Here, Carey and Judge bring into the picture the importance of "better-educated, more innovative" children. These children may be the offspring of parents who suffer from inherited illnesses or diseases, but they are brought up in a world and society where there are treatments.
Medical advances aren't the only ways in which humans find ways to extend their lifetime and escape the effects of natural selection. In a social society such as ours where children are often raised in and by their extended families, we must take into account the importance of intergenerational exchanges and the impact they have on longevity. Carey points out that:
...While transfers of genetic information and resources from parents to offspring contribute to the evolution of longevity, additional forms and pathways of intergenerational transfer can elaborate and increase the rate of impact on longevity extension... In humans the transmission of longevity-promoting genes and resources is augmented by culturally transmitted information... (Carey 417).

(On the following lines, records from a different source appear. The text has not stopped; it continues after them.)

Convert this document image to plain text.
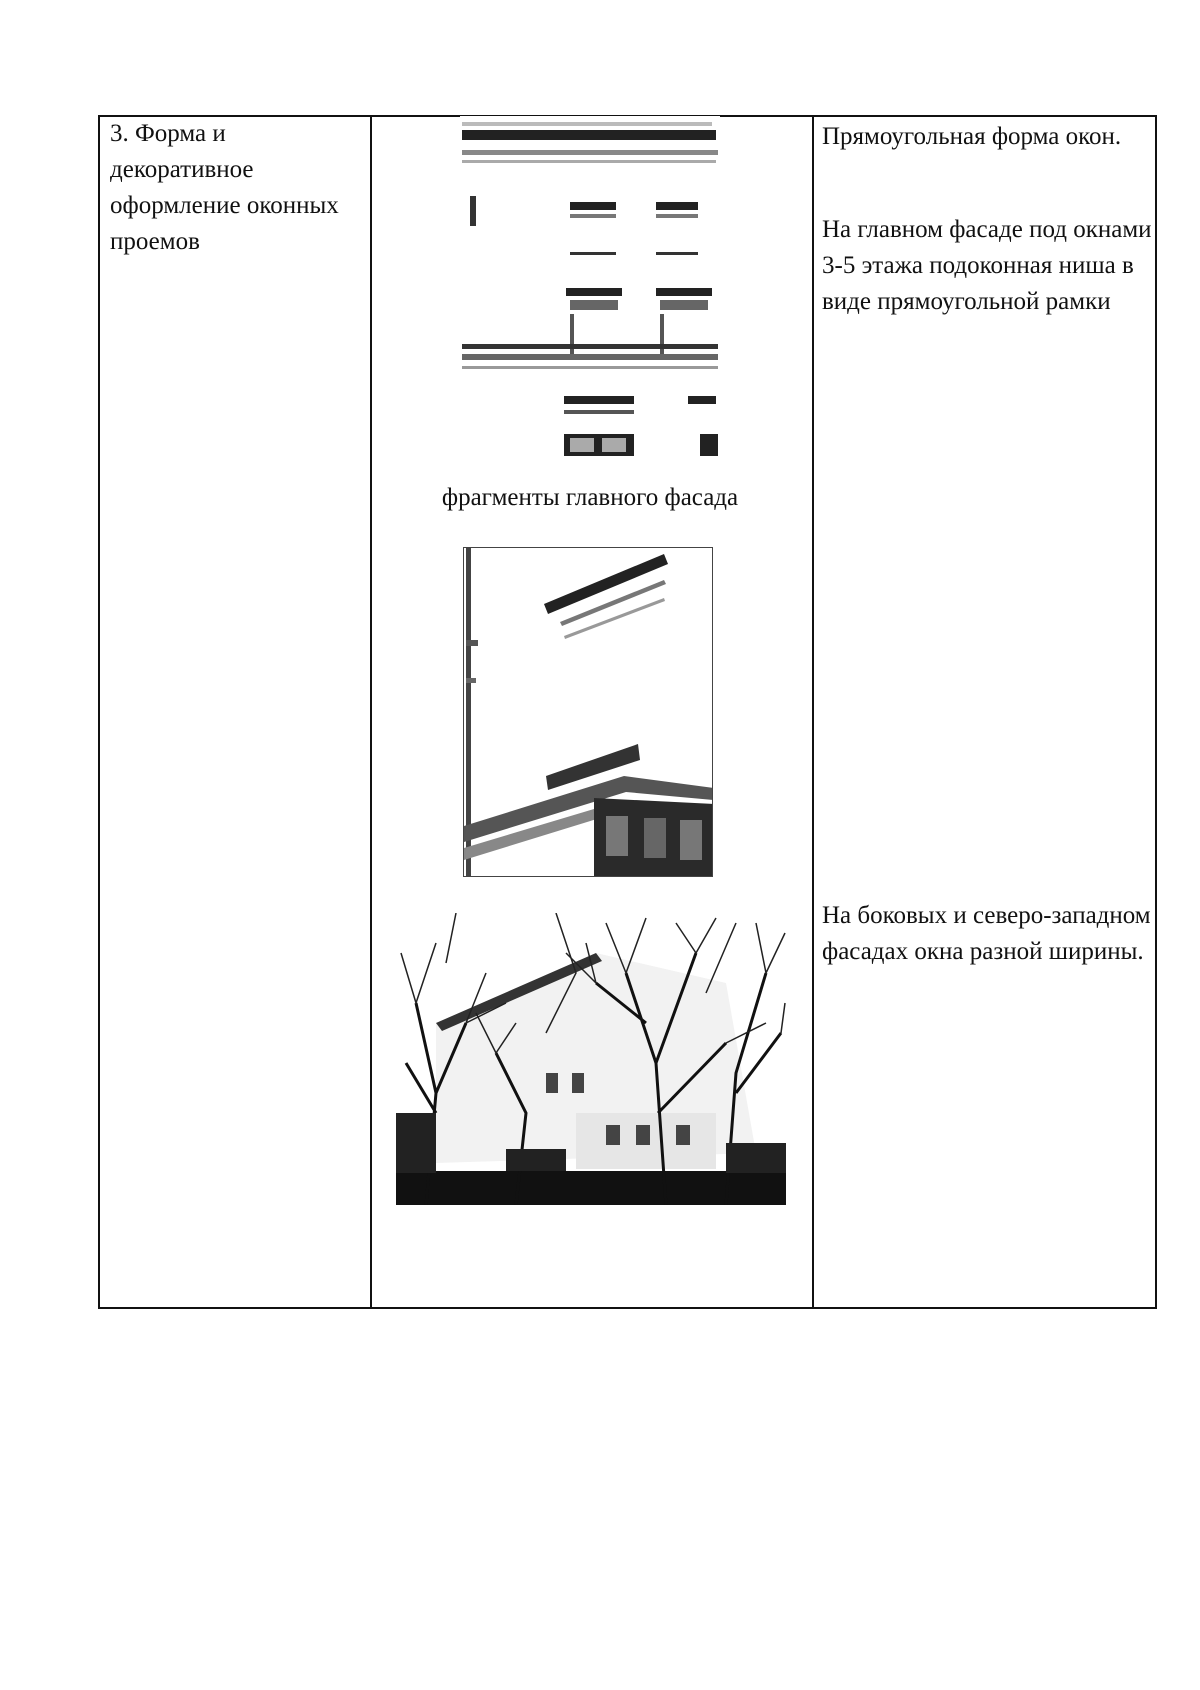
3. Форма и декоративное оформление оконных проемов
фрагменты главного фасада
Прямоугольная форма окон.
На главном фасаде под окнами 3-5 этажа подоконная ниша в виде прямоугольной рамки
На боковых и северо-западном фасадах окна разной ширины.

In short, humans are capable of avoiding natural selection and thereby expanding our life expectancies in these two ways: medical advances and intergenerational and social interactions. This is not to say that we are completely immune to forces in the environment we belong to, but we are becoming better equipped as time passes to deal with these issues and to survive them. Evolution is still an enormous machine churning away in the background, but little by little we are finding ways to affect it.









Natural selection alters but doesn't eliminate natural selection
Its interesting how many people are wrestling with the question of the extent to which humans are or are not becoming "immune to forces in the environment we belong to" (see http://serendip.brynmawr.edu/exchange/node/161 for a list, and my various comments on them). The notion that ""evolution is still an enormous machine churning away in the background, but little by little we are finding ways to affect it" seems to me a not bad intermediate position on the question. But that isn't quite the same thing as "capable of avoiding natural selection". We are still subject to natural selection, since we still reproduce differentially, but we have some influence over that process might be a better way to put it. Certainly the development of medical technologies, on which you focus, is one example of that, though I suspect many epidemiologists would say you're a little overstating the case in saying "we have a decent handle on all or most of the illnesses and diseases that in the past would have diminished our ability to survive past reproduction". Even if the point were granted though, how much of a change does this produce in the overall selection pressures on us? Doesn't it in turn create new ones?